After this step, you can generate your meta embeddings in the same way that we do for the monolingual meta-embeddings. Just take into account that you probably want to use one of the cross-lingual embeddings as the vector space to map all the source embeddings (-t). A real example to generate an English-Spanish cross-lingual meta-embedding.


python3 generate_words.py -i Embeddings/en_AT.txt -c Embeddings/Joint.txt -o Embeddings/extended/en_AT.txt
python3 generate_words.py -i Embeddings/fasttext-sbwc.3.6.e20.vec -c Embeddings/Joint.txt -o Embeddings/extended/fasttext-sbwc.3.6.e20.vec
python3 generate_words.py -i Embeddings/wiki-news-300d-1M.vec -c Embeddings/Joint.txt -o Embeddings/extended/wiki-news-300d-1M.vec
python3 generate_words.py -i Embeddings/crawl-300d-2M.vec -c Embeddings/Joint.txt -o Embeddings/extended/crawl-300d-2M.vec
python3 generate_words.py -i Embeddings/Param.vec -c Embeddings/Joint.txt -o /Embeddings/extended/Param.vec


python3 generate_mvm_embeddings.py -i Embeddings/Joint.txt Embeddings/numberbatch.txt /Embeddings/extended/fasttext-sbwc.3.6.e20.vec Embeddings/extended/crawl-300d-2M.vec Embeddings/extended/en_AT.txt Embeddings/extended/Param.vec -t /Embeddings/Joint.txt -o enes_extended_Joint_numberbatch_FTes_FTen_AT_Param.Joint.vec

Evaluation

You can evaluate any embedding and meta-embedding in the word similarity task and in STSbenchmarks (http://ixa2.si.ehu.es/stswiki/index.php/STSbenchmark) task using the CNN model from Yang Shao (https://github.com/celarex/Semantic-Textual-Similarity-STSbenchmark-HCTI-CNN)

python3 evaluate_similarity -i embedding.vec -lg en 

Parameters:

  • -i: path to the embedding that you want to evaluate
  • -d: A directory containing multiple word embeddings that you want to evaluate (mutually exclusive with -i)
  • -l: lowercase all the words in the datasets
  • -lg: language in which you want to evaluate word similarity. Options 'en': English. 'es': Spanish. 'enes': English-Spanish cross-lingual task. You can include multiple languages, for example "-lg en es enes".
  • -p: Use it if the words have a prefix indicating the language (i.e 'en/person'). Assumes 'en' for English and 'es' por Spanish.
python3 evaluate_STS_CNN,py -i embedding.vec -lg en 

Parameters

  • -i: path to the embedding that you want to evaluate
  • -lg: language in which you want to train the model. Options 'en': English. 'es': Spanish. 'enes': English-Spanish dataset.
  • -p: Use it if the words have a prefix indicating the language (i.e 'en/person'). Assumes 'en' for English and 'es' for Spanish.

References

This repository includes code from other authors, check out their work if you use our software!

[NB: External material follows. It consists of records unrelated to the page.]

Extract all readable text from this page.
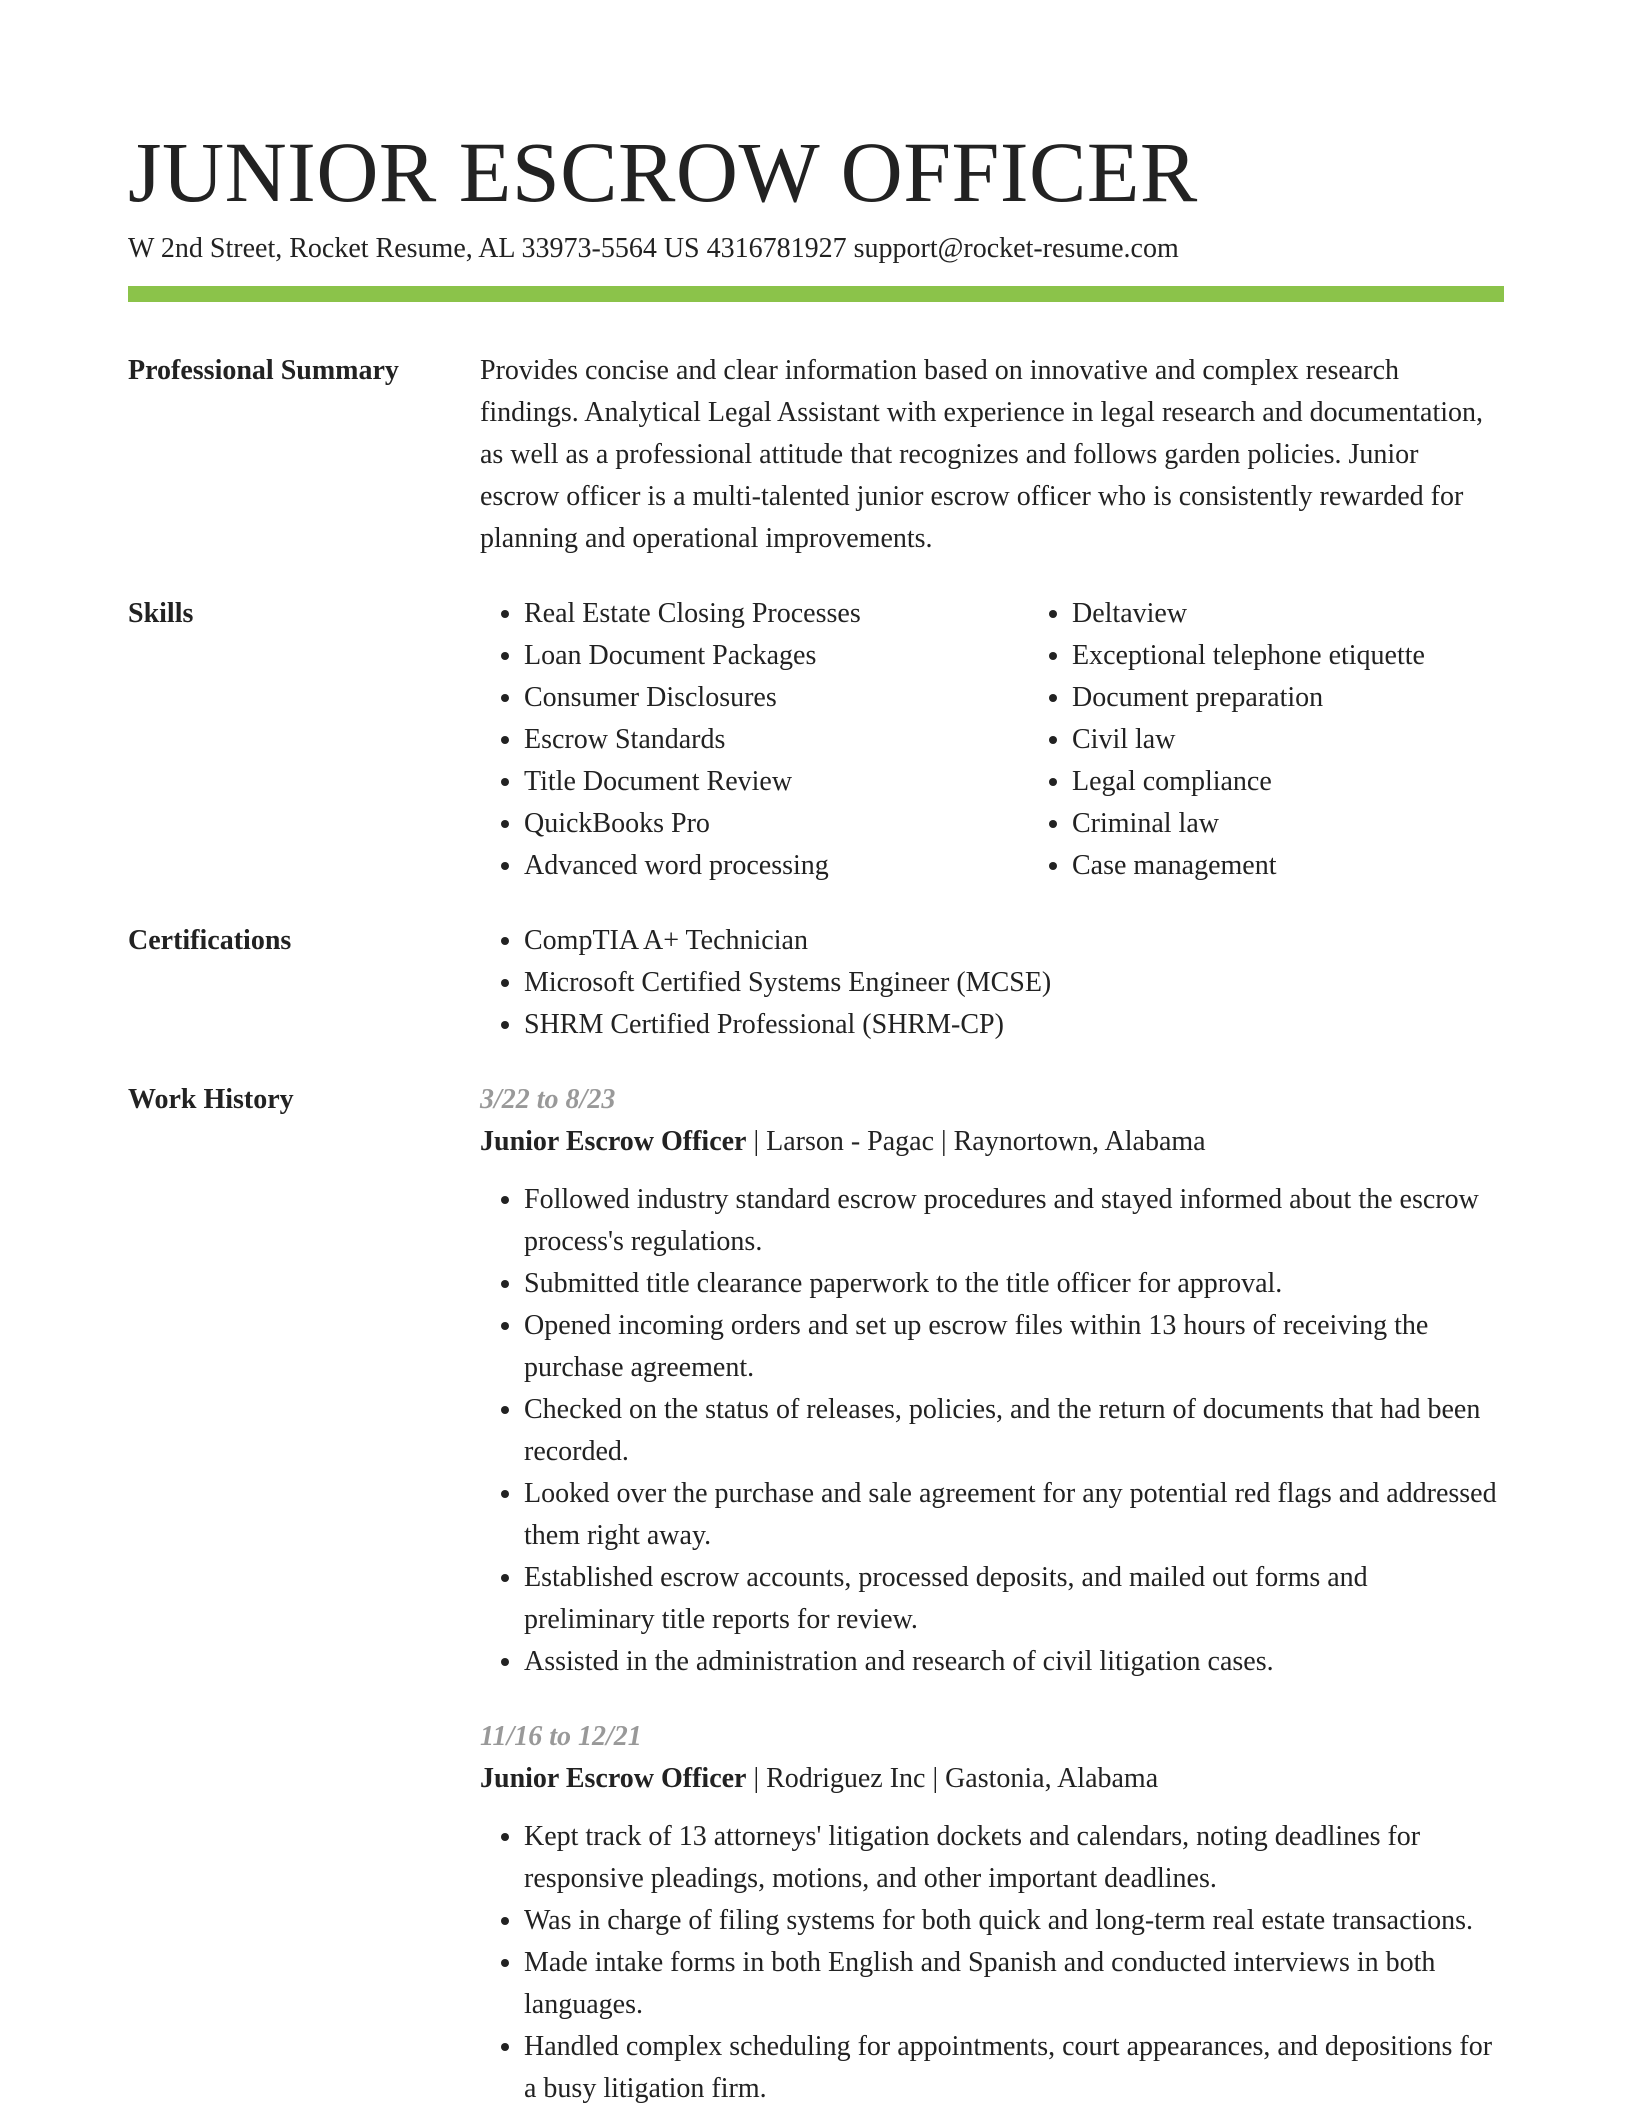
JUNIOR ESCROW OFFICER
W 2nd Street, Rocket Resume, AL 33973-5564 US 4316781927 support@rocket-resume.com
Professional Summary	Provides concise and clear information based on innovative and complex research findings. Analytical Legal Assistant with experience in legal research and documentation, as well as a professional attitude that recognizes and follows garden policies. Junior escrow officer is a multi-talented junior escrow officer who is consistently rewarded for planning and operational improvements.

Skills	• Real Estate Closing Processes
• Loan Document Packages
• Consumer Disclosures
• Escrow Standards
• Title Document Review
• QuickBooks Pro
• Advanced word processing
• Deltaview
• Exceptional telephone etiquette
• Document preparation
• Civil law
• Legal compliance
• Criminal law
• Case management
Certifications	• CompTIA A+ Technician
• Microsoft Certified Systems Engineer (MCSE)
• SHRM Certified Professional (SHRM-CP)
Work History	3/22 to 8/23
Junior Escrow Officer | Larson - Pagac | Raynortown, Alabama
• Followed industry standard escrow procedures and stayed informed about the escrow process's regulations.
• Submitted title clearance paperwork to the title officer for approval.
• Opened incoming orders and set up escrow files within 13 hours of receiving the purchase agreement.
• Checked on the status of releases, policies, and the return of documents that had been recorded.
• Looked over the purchase and sale agreement for any potential red flags and addressed them right away.
• Established escrow accounts, processed deposits, and mailed out forms and preliminary title reports for review.
• Assisted in the administration and research of civil litigation cases.
11/16 to 12/21
Junior Escrow Officer | Rodriguez Inc | Gastonia, Alabama
• Kept track of 13 attorneys' litigation dockets and calendars, noting deadlines for responsive pleadings, motions, and other important deadlines.
• Was in charge of filing systems for both quick and long-term real estate transactions.
• Made intake forms in both English and Spanish and conducted interviews in both languages.
• Handled complex scheduling for appointments, court appearances, and depositions for a busy litigation firm.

  • Vecmap: Mikel Artetxe, Gorka Labaka, and Eneko Agirre. 2018. Generalizing and improving bilingual word embedding mappings with a multi-step framework of linear transformations. In Proceedings of the Thirty-Second AAAI Conference on Artificial Intelligence (AAAI-18), pages 5012-5019. https://github.com/artetxem/vecmap

  • Retrofitting: Faruqui, M., Dodge, J., Jauhar, S. K., Dyer, C., Hovy, E., & Smith, N. A. (2015). Retrofitting Word Vectors to Semantic Lexicons. In Proceedings of the 2015 Conference of the North American Chapter of the Association for Computational Linguistics: Human Language Technologies (pp. 1606-1615). https://github.com/mfaruqui/retrofitting

  • STS-CNN: Yang Shao. 2017. HCTI at SemEval-2017 Task 1: Use convolutional neural network to evaluate semantic textual similarity. In Proceedings of SemEval-2017. https://github.com/celarex/Semantic-Textual-Similarity-STSbenchmark-HCTI-CNN

  • DRA: Mu, J., Bhat, S., & Viswanath, P. (2017). All-but-the-top: Simple and effective postprocessing for word representations. arXiv preprint arXiv:1702.01417. https://github.com/vyraun/Half-Size

  • Some code has also been adapted from "Word Embeddings Benchmarks": https://github.com/kudkudak/word-embeddings-benchmarks

License

See License Note: This license only applies for our code. External APIs (see References) may have a different license.